We remember Sachin Tendulkar’s first of the hundred centuries. Of course we do, even if we didn’t watch it live, the images from that match are imprinted on our minds through highlights and images of the baby-faced batter leading his team off the field after saving the Test. And if you were too young for that, there is probably the Boost advertisement, where a slightly older but still baby-faced Tendulkar recalls being surrounded by seven fielders trying to disturb his concentration, but he found the energy to get past the milestone. That was his secret, we all believed.
On August 14, 1990, Tendukar had to stand up and deliver with his side in some trouble against England in a Test match at Manchester. Chasing 408 on the final day, the visitors were tottering at 183/6 with the likes of skipper Mohammad Azharuddin, Kapil Dev and Dilip Vengsarkar dismissed.
Having scored a fluent 68 in the first innings where Azharuddin scored 179, the youngster now needed to do find something extra to stop his team from going 2-0 down in the series. And that’s exactly what he did. The teenager went on to score an unbeaten 119 and crucially bat out the remaining overs to help India draw the Test.

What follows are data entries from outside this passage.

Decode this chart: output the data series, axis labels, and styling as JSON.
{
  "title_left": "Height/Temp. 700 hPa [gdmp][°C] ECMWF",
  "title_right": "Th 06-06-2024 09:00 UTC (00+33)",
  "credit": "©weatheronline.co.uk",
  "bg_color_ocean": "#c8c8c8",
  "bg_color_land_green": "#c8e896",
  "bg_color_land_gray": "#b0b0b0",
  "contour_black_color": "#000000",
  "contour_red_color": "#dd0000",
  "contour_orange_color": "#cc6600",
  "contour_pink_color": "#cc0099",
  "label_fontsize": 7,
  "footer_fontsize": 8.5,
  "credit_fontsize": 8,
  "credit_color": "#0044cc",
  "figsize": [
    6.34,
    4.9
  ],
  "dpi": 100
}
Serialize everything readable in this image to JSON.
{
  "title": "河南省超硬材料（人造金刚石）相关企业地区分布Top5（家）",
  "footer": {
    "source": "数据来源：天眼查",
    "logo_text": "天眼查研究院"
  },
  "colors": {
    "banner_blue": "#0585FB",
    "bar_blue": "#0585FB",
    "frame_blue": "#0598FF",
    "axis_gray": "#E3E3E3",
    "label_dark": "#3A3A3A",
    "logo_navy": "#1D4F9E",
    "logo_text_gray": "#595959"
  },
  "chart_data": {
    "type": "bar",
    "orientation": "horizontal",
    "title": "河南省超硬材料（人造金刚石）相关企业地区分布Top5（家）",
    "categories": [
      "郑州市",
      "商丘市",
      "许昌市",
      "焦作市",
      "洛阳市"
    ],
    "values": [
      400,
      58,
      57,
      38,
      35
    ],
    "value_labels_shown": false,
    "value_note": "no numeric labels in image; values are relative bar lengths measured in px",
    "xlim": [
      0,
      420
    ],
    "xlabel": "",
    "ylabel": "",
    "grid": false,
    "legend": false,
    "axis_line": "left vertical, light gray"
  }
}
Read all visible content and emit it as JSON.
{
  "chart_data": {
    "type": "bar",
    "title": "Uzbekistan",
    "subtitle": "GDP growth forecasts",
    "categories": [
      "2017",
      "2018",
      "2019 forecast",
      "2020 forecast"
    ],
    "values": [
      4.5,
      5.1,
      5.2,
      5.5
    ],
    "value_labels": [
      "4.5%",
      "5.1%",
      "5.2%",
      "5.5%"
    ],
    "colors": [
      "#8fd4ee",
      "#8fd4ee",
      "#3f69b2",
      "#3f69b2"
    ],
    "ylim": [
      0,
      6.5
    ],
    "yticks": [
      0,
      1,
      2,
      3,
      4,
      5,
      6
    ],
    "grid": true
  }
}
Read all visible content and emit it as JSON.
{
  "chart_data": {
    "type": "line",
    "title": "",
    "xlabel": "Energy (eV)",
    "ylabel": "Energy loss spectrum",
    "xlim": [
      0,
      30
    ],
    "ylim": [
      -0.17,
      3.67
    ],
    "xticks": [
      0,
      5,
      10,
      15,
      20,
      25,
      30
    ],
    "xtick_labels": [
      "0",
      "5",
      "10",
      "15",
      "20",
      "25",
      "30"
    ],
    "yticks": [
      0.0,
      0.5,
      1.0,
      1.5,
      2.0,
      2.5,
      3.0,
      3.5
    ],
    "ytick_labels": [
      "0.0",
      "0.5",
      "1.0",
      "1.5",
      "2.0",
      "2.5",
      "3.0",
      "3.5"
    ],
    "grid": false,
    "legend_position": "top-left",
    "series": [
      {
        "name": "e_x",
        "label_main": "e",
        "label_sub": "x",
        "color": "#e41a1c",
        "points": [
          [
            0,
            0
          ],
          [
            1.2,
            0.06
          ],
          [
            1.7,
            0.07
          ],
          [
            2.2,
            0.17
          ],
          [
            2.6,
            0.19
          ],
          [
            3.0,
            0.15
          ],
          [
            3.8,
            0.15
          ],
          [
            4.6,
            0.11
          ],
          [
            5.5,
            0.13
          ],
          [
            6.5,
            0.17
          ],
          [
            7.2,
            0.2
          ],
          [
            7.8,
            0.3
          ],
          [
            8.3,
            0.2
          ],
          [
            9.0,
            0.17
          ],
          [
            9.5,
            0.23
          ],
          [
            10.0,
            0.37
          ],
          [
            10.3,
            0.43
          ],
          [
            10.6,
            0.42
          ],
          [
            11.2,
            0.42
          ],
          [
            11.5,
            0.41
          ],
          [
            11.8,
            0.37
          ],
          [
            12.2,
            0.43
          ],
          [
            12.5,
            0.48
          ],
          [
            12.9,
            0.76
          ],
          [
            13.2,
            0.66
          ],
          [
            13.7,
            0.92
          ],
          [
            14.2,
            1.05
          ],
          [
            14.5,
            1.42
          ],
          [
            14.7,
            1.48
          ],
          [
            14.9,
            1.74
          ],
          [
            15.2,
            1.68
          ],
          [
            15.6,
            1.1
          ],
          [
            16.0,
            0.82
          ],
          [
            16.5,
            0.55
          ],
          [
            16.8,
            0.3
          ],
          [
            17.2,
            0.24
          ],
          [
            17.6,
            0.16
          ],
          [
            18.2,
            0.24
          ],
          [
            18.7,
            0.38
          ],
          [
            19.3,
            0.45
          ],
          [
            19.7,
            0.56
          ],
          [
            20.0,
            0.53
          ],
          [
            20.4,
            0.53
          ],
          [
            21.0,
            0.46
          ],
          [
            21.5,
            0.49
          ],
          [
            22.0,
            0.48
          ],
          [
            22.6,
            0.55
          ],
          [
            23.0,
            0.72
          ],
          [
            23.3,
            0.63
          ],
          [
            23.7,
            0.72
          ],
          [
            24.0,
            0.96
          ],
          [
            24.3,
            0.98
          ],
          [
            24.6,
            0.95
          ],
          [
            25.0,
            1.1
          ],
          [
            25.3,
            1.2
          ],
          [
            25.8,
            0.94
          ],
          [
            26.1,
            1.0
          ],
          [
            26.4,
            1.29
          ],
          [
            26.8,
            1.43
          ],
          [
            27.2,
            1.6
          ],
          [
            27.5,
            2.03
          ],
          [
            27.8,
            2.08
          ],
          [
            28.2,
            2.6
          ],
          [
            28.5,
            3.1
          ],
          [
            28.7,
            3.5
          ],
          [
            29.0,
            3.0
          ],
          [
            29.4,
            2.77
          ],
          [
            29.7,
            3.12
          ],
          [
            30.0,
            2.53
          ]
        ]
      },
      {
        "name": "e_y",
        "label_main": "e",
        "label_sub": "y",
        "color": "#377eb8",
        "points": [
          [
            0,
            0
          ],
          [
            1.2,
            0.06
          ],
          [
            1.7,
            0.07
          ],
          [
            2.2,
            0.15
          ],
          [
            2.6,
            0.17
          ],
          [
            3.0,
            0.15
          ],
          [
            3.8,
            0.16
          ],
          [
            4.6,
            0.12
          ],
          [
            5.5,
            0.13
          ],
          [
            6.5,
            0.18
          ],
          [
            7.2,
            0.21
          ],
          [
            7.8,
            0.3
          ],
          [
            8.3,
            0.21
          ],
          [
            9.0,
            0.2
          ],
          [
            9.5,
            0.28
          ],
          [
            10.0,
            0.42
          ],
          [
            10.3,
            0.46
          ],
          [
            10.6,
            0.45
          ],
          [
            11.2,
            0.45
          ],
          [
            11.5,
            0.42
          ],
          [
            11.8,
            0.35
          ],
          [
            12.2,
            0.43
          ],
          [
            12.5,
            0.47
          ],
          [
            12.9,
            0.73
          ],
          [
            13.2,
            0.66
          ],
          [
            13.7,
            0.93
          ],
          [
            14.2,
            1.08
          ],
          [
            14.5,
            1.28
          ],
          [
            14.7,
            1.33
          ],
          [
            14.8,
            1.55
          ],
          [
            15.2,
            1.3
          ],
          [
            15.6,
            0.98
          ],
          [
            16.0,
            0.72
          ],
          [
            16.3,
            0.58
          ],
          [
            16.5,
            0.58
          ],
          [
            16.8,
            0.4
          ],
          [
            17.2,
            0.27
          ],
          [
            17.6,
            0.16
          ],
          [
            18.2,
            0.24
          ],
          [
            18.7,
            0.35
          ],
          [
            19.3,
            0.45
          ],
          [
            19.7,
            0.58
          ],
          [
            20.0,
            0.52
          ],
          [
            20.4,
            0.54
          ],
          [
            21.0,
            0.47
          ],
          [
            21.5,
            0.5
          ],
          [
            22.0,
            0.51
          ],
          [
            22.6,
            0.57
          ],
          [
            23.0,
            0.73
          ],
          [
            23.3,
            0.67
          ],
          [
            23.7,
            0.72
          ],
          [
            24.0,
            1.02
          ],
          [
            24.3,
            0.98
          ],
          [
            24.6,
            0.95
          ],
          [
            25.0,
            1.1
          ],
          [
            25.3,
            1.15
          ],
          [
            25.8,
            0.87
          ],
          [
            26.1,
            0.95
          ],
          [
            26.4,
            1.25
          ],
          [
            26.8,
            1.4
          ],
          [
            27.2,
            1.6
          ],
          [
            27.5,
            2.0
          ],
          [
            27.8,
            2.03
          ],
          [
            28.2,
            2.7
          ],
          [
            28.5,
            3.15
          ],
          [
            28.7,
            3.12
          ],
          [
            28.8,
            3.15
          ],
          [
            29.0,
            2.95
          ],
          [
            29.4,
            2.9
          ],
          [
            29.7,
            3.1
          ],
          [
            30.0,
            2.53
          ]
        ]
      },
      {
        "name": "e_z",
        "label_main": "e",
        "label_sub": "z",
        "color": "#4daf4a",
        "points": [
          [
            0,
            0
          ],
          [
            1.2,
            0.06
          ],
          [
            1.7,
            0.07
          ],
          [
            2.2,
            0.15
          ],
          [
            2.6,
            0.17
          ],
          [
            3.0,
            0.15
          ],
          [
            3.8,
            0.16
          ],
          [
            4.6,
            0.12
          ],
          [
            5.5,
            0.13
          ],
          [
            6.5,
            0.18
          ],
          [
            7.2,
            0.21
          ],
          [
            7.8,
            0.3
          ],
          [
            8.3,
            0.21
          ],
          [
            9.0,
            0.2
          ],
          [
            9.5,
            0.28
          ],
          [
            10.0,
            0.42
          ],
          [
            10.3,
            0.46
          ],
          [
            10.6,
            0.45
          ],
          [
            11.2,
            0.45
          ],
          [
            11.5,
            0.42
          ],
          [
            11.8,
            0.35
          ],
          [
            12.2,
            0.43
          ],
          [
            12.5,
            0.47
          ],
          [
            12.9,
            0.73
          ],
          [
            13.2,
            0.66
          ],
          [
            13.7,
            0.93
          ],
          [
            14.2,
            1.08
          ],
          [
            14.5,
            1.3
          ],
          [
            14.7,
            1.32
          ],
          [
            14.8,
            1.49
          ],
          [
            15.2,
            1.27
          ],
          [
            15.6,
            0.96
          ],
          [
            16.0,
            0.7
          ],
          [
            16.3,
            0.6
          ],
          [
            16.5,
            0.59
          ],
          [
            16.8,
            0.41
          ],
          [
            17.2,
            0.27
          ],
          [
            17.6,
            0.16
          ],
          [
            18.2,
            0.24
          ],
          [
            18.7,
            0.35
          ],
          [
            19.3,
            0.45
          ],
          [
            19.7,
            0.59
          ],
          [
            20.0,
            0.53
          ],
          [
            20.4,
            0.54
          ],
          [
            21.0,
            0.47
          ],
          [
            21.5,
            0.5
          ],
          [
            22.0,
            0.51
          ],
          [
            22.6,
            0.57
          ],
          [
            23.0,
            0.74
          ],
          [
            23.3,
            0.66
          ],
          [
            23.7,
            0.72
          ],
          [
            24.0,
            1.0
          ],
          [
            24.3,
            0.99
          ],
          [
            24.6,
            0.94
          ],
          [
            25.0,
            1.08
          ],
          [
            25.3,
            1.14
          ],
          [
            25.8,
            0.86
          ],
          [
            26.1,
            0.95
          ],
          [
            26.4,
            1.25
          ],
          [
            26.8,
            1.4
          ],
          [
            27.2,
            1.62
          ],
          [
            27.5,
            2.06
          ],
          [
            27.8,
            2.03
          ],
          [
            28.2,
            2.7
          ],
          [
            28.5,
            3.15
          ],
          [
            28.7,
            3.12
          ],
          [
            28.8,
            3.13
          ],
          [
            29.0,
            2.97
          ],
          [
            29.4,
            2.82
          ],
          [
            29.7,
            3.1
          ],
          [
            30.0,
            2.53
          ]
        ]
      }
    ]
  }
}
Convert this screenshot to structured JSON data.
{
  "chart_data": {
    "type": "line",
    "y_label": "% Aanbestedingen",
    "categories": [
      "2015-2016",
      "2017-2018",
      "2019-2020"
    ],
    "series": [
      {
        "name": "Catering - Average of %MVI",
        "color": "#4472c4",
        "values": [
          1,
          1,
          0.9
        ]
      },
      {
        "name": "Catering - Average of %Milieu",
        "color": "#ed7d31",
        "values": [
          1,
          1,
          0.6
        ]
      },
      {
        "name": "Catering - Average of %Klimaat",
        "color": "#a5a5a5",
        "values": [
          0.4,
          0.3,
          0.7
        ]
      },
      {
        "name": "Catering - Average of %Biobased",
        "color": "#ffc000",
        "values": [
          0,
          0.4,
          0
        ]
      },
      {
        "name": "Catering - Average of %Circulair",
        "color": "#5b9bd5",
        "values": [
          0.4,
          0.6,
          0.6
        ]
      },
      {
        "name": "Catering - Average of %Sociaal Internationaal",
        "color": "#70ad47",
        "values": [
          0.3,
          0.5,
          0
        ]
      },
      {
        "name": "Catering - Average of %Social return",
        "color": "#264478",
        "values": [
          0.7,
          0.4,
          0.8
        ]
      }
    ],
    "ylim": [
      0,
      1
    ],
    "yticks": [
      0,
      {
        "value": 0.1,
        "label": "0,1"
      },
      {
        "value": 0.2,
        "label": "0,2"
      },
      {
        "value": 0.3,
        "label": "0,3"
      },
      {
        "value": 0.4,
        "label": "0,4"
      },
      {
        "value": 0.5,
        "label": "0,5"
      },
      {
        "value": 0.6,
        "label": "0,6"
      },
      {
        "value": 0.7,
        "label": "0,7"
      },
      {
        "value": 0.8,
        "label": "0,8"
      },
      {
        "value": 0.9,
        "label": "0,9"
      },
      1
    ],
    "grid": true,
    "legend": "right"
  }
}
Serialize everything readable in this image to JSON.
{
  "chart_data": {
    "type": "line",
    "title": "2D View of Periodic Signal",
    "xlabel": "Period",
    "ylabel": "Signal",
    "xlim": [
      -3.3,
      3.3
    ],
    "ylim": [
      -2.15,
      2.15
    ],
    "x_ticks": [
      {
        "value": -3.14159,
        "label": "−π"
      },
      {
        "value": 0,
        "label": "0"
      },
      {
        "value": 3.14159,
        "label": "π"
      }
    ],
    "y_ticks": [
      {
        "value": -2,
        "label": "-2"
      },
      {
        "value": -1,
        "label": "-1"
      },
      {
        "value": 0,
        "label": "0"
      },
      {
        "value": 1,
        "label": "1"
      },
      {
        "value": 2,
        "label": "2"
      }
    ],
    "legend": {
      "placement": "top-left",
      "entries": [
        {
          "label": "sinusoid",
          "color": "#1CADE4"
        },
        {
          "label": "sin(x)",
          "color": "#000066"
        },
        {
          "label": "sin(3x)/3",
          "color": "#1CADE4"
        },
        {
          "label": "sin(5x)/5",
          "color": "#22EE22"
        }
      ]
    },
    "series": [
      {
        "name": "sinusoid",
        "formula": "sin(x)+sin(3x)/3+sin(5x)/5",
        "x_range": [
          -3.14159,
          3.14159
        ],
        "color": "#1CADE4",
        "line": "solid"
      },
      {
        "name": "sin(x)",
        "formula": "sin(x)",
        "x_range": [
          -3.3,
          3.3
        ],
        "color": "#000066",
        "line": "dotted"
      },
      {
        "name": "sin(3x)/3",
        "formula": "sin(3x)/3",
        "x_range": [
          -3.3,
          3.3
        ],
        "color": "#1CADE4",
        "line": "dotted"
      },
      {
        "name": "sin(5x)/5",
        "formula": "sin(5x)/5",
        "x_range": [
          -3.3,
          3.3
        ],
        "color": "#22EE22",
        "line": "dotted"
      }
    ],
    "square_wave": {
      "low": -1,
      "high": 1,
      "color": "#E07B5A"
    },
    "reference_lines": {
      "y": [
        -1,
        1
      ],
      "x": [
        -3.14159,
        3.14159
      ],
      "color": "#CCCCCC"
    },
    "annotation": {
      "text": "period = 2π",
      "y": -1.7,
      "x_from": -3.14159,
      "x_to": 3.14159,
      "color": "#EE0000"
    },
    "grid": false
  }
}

Beyond all that, however, what Tendulkar remembered too that day is the dread of attending his first press conference at the end of it all. A 17-year-old had to face up to the media after his first player of the match award at the international level.
“Not to forget that that was my first man of the match and that’s why I had to go and attend the press conference,” Tendulkar had said on his YouTube channel.
“Now this was a new thing for me, I was not familiar with it and everyone in the dressing room scared me to bits like you will not believe. Whoever came next to me said, ‘oh, a press conference, you are in trouble’. But that time Madhav Mantri sir was there [India’s manager on that tour] who was quite old at that time, I think he was almost close to 70 or so [one month short of 70, actually]. So he put him put his arm around me and said ‘you don’t worry I’ll come with you and I’ll make sure that everything’s fine, don’t worry’ and that is how my first press conference took place... all-in-all, a fabulous memory.”
Another fleeting moment that one would remember from the Boost commercial was Tendulkar ducking to a bouncer that took an edge. It is a moment he remembers too decades later.
“I precisely remember it, I was batting in 80s when Angus Fraser came in and bowled a bouncer to me, which I ducked under and it hit the back side of the bat and the ball went to fine leg fielder... we got a single for that. And at that point of time I remembered, the tour of New Zealand which was the previous tour, in the second test match I got out on 88. I immediately remembered ‘oh last time I got out in the 80s and here again I’m in the 80s.. fortunately I moved on to the 90s and got that hundred, stayed not out and above all kept the series alive, which was really important for us.”— Sachin Tendulkar's YouTube channel
Indeed, there was a bit of a wait for Tendulkar to get to this first century. He was destined to score one soon after making his debut as a 16-year-old, but the record for the youngest to do so, came and went. When he toured England after his debut tour of Pakistan followed by New Zealand, perhaps he did not have that burden on him anymore. It was a chance to show just how good he was, still as a teenager and he played an innings that well and truly marked the arrival of the kid on the biggest of stages.
The first of many, of that there was no doubt... but little did we know it would be the first of a hundred hundreds.